El conde pasó el brazo alrededor de la cintura de Skye mientras bailaban una intrincada figura.

– Si uno solo más de esos malditos te mira con esos ojos -murmuró el conde entre dientes-, voy a apelar a mi espada.

Ella rió con su risa burbujeante, suave, cálida.

– Vamos, Geoffrey -bromeó-, no me digas que estás celoso.

– Claro que estoy celoso, y te aseguro que pienso hablar de esto contigo más tarde. -Skye rió, encantada.

Estaba pasándolo muy bien. Era el mejor momento de su vida. El conde, buen mozo, envidiado, era atento con ella, sorprendentemente atento, y no había un solo hombre allí que no la hubiera mirado con admiración. Bailó toda la noche, comió rodeada de media docena de caballeros además de De Grenville y Robbie, y bebió vino dulce, apenas lo suficiente para achisparse un poco. A medianoche, todos se quitaron las máscaras y gritaron de asombro, aunque la mayoría ya había identificado a sus amigos, tras los antifaces adornados.

Al otro lado del salón, Niall Burke miraba atónito, rígido de sorpresa, a la hermosa mujer vestida de terciopelo negro y llena de diamantes que reía con el conde de Lynmouth. ¡Era imposible! ¡Imposible! ¡Skye había muerto! Todos le habían asegurado que estaba muerta y se lo habían asegurado tantas veces y con tan buenas explicaciones que él había tenido que aceptarlo.

– Dios mío -oyó decir al hombre que estaba a su lado-. Southwood siempre ha tenido suerte. Si la señora Goya del Fuentes no es su amante, lo será muy pronto, a juzgar cómo se miran.

– Vivió en el Este -dijo otro hombre-, y supongo que ha aprendido algunas cosas que saben las chicas de los harenes. Dios, me pregunto…

– No seas estúpido, Hugh. Southwood ya la ha separado para él. Es como si le hubiera puesto su marca. Si te encuentra merodeándola te matará sin pensarlo dos veces.

Los dos hombres se alejaron, dejando a Niall Burke con sus pensamientos y su confusión. ¿Cómo podían parecerse tanto dos mujeres? Tenía que conocer a esa señora Goya del Fuentes, pero ¿quién diablos podía presentársela?

– ¿Bailarás conmigo, Niall?

– ¿Qué? ¡Ah, Constancita, amor mío! ¿Qué…?

Constanza rió, moviendo su cabeza llena de rizos de oro.

– ¿Cómo se puede estar en Babia en esta fiesta de ensueño? -le preguntó.

– Lo lamento, querida, estaba admirando a esa dama del vestido negro. Creo conocerla.

– ¿La señora Goya del Fuentes? Tal vez la conoces. El marido era español, pero ella es irlandesa.

Niall pensó que iba a descomponerse, pero controló sus emociones con todas sus fuerzas.

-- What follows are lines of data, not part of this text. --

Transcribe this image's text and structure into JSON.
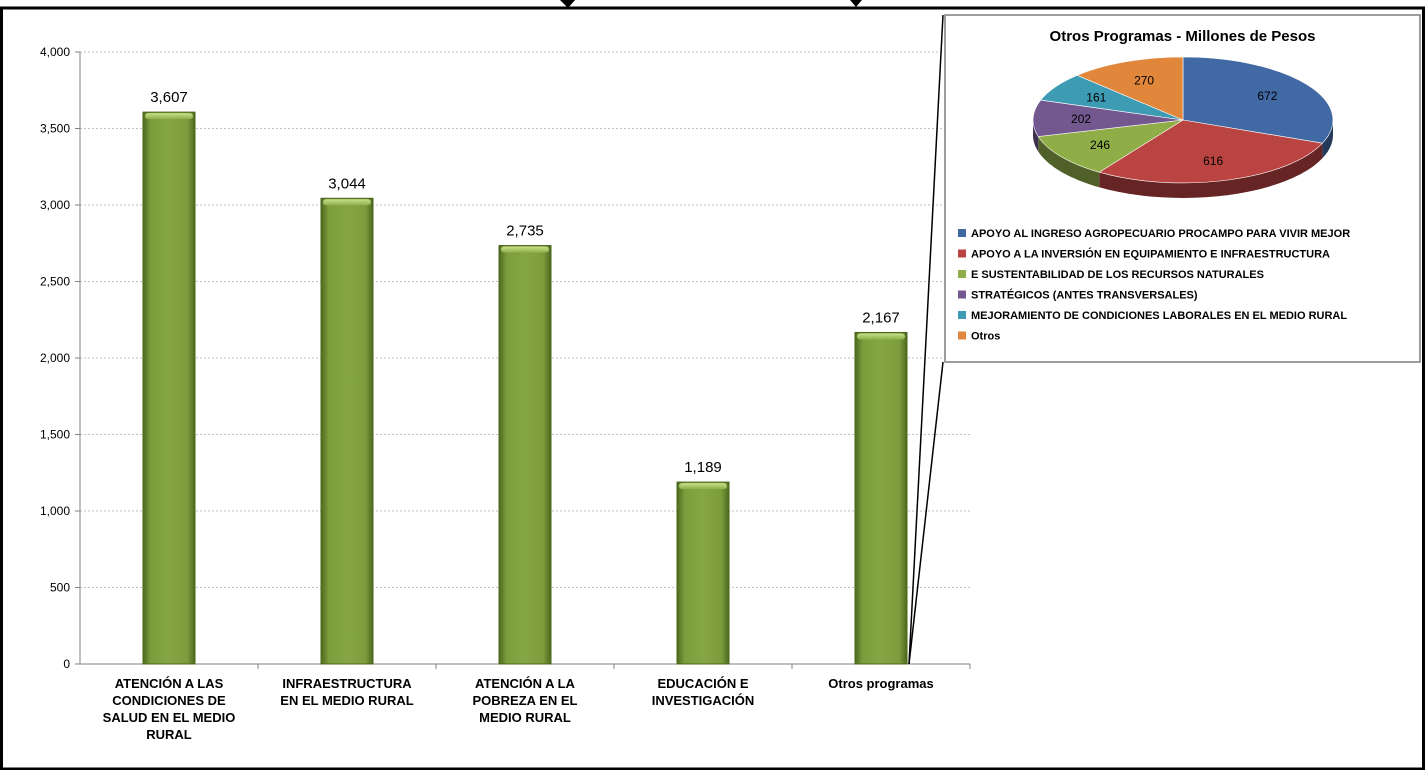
{
  "chart_data": [
    {
      "type": "bar",
      "title": "",
      "xlabel": "",
      "ylabel": "",
      "ylim": [
        0,
        4000
      ],
      "yticks": [
        0,
        500,
        1000,
        1500,
        2000,
        2500,
        3000,
        3500,
        4000
      ],
      "ytick_labels": [
        "0",
        "500",
        "1,000",
        "1,500",
        "2,000",
        "2,500",
        "3,000",
        "3,500",
        "4,000"
      ],
      "grid": true,
      "bar_color": "#7a9a3a",
      "categories": [
        [
          "ATENCIÓN A LAS",
          "CONDICIONES DE",
          "SALUD EN EL MEDIO",
          "RURAL"
        ],
        [
          "INFRAESTRUCTURA",
          "EN EL MEDIO RURAL"
        ],
        [
          "ATENCIÓN A LA",
          "POBREZA EN EL",
          "MEDIO RURAL"
        ],
        [
          "EDUCACIÓN E",
          "INVESTIGACIÓN"
        ],
        [
          "Otros programas"
        ]
      ],
      "values": [
        3607,
        3044,
        2735,
        1189,
        2167
      ],
      "value_labels": [
        "3,607",
        "3,044",
        "2,735",
        "1,189",
        "2,167"
      ]
    },
    {
      "type": "pie",
      "title": "Otros Programas - Millones de Pesos",
      "slices": [
        {
          "label": "APOYO AL INGRESO AGROPECUARIO PROCAMPO PARA VIVIR MEJOR",
          "value": 672,
          "value_label": "672",
          "color": "#4169a4"
        },
        {
          "label": "APOYO A LA INVERSIÓN EN EQUIPAMIENTO E INFRAESTRUCTURA",
          "value": 616,
          "value_label": "616",
          "color": "#ba4441"
        },
        {
          "label": "E SUSTENTABILIDAD DE LOS RECURSOS NATURALES",
          "value": 246,
          "value_label": "246",
          "color": "#8fae48"
        },
        {
          "label": "STRATÉGICOS (ANTES TRANSVERSALES)",
          "value": 202,
          "value_label": "202",
          "color": "#73578f"
        },
        {
          "label": "MEJORAMIENTO DE CONDICIONES LABORALES EN EL MEDIO RURAL",
          "value": 161,
          "value_label": "161",
          "color": "#3d9bb4"
        },
        {
          "label": "Otros",
          "value": 270,
          "value_label": "270",
          "color": "#e0873b"
        }
      ],
      "legend_position": "bottom",
      "legend_entries": [
        "APOYO AL INGRESO AGROPECUARIO PROCAMPO PARA VIVIR MEJOR",
        "APOYO A LA INVERSIÓN EN EQUIPAMIENTO E INFRAESTRUCTURA",
        "E SUSTENTABILIDAD DE LOS RECURSOS NATURALES",
        "STRATÉGICOS (ANTES TRANSVERSALES)",
        "MEJORAMIENTO DE CONDICIONES LABORALES EN EL MEDIO RURAL",
        "Otros"
      ]
    }
  ]
}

– ¿Cómo lo sabes, Constanza?

– Vive en la casa contigua a la del conde, la última de la calle. Nuestro barquero y el suyo son hermanos. Los barqueros y las sirvientas siempre se están contando chismes, ya sabes, y yo oigo algunas cosas. Dicen que el conde está loco por ella.

– Una dama no debe prestar atención a los chismes de los criados -la cortó él con severidad-. Quiero irme a casa.

Ella se sintió herida y protestó.

– Pero si apenas es medianoche. Hasta la reina está aquí todavía. No es de buena educación marcharse antes que la reina.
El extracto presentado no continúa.